If a vast enterprise worth trillions of dollars, namely the European Union's eurozone, is capable of capsizing, why should anyone be surprised by the fate of the Costa Concordia?

This high-rise cruise ship costing a reported $300m, with all its electronic safety and fail-safe devices, was no match for a few rocks, some of which can be seen sticking through the keel.

The accident on Friday (the 13th incidentally), occurred on the day that the credit rating of la belle France and other EU members went tits up. The fate of the ship and the fate of the eurozone symbolise the propensity for hubris in overblown human enterprises. There is an obvious parallel with the unsinkable Titanic which went down on its maiden voyage.

Inadequate bulkheads and too few lifeboats made April 14, 1912, a night to forget for the P & O line. Design faults, faulty assumptions and presumptuousness made Titanic an accident waiting to happen.
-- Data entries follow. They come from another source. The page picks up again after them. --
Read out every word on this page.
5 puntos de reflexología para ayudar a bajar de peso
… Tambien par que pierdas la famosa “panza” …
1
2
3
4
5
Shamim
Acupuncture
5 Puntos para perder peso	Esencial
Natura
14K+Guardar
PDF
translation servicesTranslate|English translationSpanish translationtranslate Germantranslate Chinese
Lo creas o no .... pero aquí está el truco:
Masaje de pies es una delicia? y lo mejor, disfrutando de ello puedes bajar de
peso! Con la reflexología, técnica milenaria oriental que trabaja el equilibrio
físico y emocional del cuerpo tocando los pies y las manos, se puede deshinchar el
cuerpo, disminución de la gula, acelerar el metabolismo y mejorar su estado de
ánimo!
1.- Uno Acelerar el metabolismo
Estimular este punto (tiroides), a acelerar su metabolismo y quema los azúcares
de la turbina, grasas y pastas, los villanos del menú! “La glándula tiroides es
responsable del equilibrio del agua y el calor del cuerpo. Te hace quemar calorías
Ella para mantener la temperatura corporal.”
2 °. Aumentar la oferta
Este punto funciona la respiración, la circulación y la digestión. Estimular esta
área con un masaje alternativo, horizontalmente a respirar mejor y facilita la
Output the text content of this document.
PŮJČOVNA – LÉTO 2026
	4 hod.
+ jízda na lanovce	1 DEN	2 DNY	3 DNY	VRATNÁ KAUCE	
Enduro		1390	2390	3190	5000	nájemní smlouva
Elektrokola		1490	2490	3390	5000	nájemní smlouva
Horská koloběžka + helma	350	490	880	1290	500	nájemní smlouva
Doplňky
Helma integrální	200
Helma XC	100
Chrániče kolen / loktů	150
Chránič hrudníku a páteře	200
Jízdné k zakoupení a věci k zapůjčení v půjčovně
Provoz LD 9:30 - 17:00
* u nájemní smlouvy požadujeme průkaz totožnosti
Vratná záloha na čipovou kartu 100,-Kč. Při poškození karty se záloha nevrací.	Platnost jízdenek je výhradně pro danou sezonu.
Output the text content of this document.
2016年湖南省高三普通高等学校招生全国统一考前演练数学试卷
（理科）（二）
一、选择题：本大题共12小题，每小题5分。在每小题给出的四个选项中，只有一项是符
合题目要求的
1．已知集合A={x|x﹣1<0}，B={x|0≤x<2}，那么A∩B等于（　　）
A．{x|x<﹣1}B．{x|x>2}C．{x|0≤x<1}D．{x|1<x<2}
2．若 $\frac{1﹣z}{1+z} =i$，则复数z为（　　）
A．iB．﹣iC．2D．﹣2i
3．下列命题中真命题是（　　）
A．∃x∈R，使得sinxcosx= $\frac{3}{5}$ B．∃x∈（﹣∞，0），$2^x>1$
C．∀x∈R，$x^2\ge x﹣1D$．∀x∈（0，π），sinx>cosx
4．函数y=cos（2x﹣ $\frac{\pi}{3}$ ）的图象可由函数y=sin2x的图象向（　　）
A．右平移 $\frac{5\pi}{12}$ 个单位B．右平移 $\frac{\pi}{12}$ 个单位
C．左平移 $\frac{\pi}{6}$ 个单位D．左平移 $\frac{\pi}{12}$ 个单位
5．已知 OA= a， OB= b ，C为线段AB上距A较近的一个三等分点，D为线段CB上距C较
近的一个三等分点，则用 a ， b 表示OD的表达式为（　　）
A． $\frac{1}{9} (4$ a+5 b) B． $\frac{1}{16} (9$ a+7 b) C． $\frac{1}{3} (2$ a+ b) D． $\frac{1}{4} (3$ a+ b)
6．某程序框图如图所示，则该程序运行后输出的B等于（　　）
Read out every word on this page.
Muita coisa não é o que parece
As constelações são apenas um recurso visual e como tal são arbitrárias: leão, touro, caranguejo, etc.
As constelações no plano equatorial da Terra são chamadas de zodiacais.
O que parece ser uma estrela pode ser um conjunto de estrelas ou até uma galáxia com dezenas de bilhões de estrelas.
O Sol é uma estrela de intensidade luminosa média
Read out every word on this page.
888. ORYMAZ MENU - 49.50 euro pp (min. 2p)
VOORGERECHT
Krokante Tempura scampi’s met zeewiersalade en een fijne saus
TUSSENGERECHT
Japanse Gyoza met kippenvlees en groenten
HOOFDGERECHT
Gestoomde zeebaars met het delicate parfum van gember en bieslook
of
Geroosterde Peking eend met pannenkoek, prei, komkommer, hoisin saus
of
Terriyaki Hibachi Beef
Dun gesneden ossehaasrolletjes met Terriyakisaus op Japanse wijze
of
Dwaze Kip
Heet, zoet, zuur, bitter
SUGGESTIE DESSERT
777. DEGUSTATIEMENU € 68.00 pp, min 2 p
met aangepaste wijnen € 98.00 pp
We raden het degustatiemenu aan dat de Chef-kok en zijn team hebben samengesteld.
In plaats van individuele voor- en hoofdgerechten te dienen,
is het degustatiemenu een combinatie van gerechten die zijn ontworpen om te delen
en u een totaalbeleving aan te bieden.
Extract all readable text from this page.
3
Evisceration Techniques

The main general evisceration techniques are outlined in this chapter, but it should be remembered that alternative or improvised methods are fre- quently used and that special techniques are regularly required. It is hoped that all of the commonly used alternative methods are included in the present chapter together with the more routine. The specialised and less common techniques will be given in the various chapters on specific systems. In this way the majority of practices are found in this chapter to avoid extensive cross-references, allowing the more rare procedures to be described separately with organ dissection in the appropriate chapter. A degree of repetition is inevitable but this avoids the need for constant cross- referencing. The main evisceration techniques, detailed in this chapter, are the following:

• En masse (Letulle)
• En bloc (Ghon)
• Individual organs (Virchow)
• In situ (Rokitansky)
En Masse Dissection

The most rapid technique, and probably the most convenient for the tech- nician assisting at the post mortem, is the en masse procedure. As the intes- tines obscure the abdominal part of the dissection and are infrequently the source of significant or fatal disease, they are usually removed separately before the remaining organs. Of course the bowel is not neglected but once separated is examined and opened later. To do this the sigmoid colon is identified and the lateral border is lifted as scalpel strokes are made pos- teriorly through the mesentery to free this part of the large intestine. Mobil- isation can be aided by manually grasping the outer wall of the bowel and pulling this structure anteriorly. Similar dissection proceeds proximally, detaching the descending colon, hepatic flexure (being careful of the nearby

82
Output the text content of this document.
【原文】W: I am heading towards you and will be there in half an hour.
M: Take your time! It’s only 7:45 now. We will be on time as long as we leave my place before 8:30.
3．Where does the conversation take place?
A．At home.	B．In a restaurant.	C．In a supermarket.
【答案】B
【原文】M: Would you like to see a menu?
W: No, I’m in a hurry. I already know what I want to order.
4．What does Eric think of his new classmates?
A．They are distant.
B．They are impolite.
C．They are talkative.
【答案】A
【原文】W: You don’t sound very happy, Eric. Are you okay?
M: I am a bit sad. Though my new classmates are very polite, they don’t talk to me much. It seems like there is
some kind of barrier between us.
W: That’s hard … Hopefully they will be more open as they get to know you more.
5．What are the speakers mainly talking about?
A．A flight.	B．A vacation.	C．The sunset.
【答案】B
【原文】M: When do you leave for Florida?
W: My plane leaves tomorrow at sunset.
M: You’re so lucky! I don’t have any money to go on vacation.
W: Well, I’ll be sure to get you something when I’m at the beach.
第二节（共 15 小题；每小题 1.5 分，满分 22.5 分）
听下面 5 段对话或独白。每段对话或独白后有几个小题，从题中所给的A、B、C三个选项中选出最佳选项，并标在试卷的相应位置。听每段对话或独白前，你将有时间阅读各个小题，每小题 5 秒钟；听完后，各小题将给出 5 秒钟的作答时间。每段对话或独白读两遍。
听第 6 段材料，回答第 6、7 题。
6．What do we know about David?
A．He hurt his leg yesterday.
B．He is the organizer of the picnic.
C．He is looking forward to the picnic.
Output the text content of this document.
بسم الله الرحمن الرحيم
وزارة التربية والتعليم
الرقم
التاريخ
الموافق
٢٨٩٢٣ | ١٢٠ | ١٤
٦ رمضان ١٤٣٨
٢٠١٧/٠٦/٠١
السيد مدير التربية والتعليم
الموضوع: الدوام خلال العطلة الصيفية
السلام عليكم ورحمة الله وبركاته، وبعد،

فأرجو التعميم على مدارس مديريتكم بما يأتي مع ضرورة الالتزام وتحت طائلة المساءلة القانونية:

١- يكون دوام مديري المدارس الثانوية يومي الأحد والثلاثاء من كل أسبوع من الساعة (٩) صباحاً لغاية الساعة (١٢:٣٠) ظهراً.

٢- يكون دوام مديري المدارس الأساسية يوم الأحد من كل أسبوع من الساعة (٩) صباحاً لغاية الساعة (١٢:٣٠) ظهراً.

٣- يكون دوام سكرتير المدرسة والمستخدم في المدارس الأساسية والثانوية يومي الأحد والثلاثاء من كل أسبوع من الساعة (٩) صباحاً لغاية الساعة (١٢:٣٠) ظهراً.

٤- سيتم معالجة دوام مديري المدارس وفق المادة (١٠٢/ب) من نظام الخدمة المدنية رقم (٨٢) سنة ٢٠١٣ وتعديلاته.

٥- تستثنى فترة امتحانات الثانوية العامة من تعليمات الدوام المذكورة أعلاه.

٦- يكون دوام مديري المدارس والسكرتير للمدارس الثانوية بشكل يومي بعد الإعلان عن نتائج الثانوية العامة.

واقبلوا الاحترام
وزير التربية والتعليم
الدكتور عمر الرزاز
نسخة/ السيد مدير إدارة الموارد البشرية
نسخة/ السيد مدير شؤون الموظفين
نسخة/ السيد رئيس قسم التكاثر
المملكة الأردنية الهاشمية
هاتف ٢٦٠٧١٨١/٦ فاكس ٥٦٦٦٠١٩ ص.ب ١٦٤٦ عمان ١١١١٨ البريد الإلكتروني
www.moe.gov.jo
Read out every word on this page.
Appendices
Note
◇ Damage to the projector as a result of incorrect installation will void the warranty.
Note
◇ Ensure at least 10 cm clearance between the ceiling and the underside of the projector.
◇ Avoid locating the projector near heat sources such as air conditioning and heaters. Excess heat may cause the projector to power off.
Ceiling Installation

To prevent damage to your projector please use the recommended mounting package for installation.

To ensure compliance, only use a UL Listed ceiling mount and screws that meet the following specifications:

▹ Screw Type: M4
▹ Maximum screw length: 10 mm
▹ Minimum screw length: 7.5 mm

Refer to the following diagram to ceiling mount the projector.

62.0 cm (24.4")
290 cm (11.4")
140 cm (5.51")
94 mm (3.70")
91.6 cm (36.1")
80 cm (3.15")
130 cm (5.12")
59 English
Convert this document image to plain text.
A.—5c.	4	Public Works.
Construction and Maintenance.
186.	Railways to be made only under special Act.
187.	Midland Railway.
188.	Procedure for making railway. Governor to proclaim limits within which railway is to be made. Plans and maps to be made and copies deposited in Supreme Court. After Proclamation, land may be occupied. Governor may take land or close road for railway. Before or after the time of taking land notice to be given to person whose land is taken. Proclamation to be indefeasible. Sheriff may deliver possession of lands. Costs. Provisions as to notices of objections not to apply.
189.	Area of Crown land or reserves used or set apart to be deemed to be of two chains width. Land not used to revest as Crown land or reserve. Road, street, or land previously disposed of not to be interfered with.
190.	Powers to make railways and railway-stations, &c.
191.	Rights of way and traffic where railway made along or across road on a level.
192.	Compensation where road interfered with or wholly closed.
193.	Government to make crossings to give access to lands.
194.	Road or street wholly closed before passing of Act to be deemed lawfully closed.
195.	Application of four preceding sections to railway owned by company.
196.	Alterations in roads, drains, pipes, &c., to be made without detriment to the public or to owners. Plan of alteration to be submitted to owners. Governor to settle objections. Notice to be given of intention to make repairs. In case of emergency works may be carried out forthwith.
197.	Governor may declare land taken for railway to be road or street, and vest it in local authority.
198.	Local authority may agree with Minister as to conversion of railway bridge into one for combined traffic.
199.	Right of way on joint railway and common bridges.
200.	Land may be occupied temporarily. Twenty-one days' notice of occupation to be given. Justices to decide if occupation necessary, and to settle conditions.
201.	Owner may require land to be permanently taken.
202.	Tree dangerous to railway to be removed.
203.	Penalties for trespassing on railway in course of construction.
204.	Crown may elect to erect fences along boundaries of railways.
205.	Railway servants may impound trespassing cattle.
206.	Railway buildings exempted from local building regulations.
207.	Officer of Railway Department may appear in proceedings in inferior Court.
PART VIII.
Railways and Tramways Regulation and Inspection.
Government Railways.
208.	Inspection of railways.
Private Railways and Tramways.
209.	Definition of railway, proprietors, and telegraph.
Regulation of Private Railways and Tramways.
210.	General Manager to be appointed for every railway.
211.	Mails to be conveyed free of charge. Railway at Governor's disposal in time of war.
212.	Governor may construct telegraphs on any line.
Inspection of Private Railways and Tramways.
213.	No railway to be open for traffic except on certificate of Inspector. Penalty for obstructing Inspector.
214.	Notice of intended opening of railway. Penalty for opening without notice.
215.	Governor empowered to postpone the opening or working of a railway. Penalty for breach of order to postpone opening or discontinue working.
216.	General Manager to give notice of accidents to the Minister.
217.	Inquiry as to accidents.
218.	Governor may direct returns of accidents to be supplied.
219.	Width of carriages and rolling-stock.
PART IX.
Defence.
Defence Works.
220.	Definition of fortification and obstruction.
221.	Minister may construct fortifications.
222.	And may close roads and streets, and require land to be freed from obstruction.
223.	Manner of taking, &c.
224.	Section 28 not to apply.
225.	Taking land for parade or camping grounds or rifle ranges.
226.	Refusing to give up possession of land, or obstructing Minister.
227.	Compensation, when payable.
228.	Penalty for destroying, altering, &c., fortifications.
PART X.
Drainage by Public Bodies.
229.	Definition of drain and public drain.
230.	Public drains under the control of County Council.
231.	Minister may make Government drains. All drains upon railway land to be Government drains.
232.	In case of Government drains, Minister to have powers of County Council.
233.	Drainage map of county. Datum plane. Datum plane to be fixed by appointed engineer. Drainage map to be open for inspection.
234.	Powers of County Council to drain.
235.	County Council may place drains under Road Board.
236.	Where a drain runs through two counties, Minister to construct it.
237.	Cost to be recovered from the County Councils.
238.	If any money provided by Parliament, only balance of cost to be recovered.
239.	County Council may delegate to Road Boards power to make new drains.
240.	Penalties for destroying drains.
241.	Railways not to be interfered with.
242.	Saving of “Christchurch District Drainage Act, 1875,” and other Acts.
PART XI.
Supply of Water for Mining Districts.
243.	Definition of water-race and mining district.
The mighty ship's unimaginable doom was a precursor of human error and faulty political alliances that resulted in the 9/11 implosion of the European house of cards in 1914, although I came to think of Titanic as symbolic of the fate of Ireland - broken in two in unfathomable depths (see Raising the Titanic in The Dog's Not Laughing).

However, a more apposite analogy for the fate of the Costa Concordia is the Herald of Free Enterprise, the Townsend Thorensen roll on roll off ferry which capsized just outside Zeebrugge on another Friday evening 35 years ago, killing 193 people.

Comparisons are only as odious as the glibness with which they are made, but in the spring of March 1987 what struck me most forcibly was the coincidence of the ship's name with the spirit of the times in England, when free enterprise was highly favoured by Margaret Thatcher, months away from winning her third consecutive general election.

The capsizing of the ship, due to human error rather than an act of God or nature, heralded the collapse of the spirit of free enterprise in Britain at the end of the 1980s, which was also the end of the Iron Lady. Confidence collapsed and we had to abandon the European Exchange Rate Mechanism.

Then, as now, recesssion rolled in like the ride at Dover beach. Then, as now, Brussels was busily building its monstrous ship of state which was to be launched at Maastricht. Now water is seeping in and the officers on the bridge are fighting among themselves. By all accounts the ship is rolling over like the Herald of Free Enterprise.
But unlike that disaster, there won't be any medals given out for selfless acts of bravery.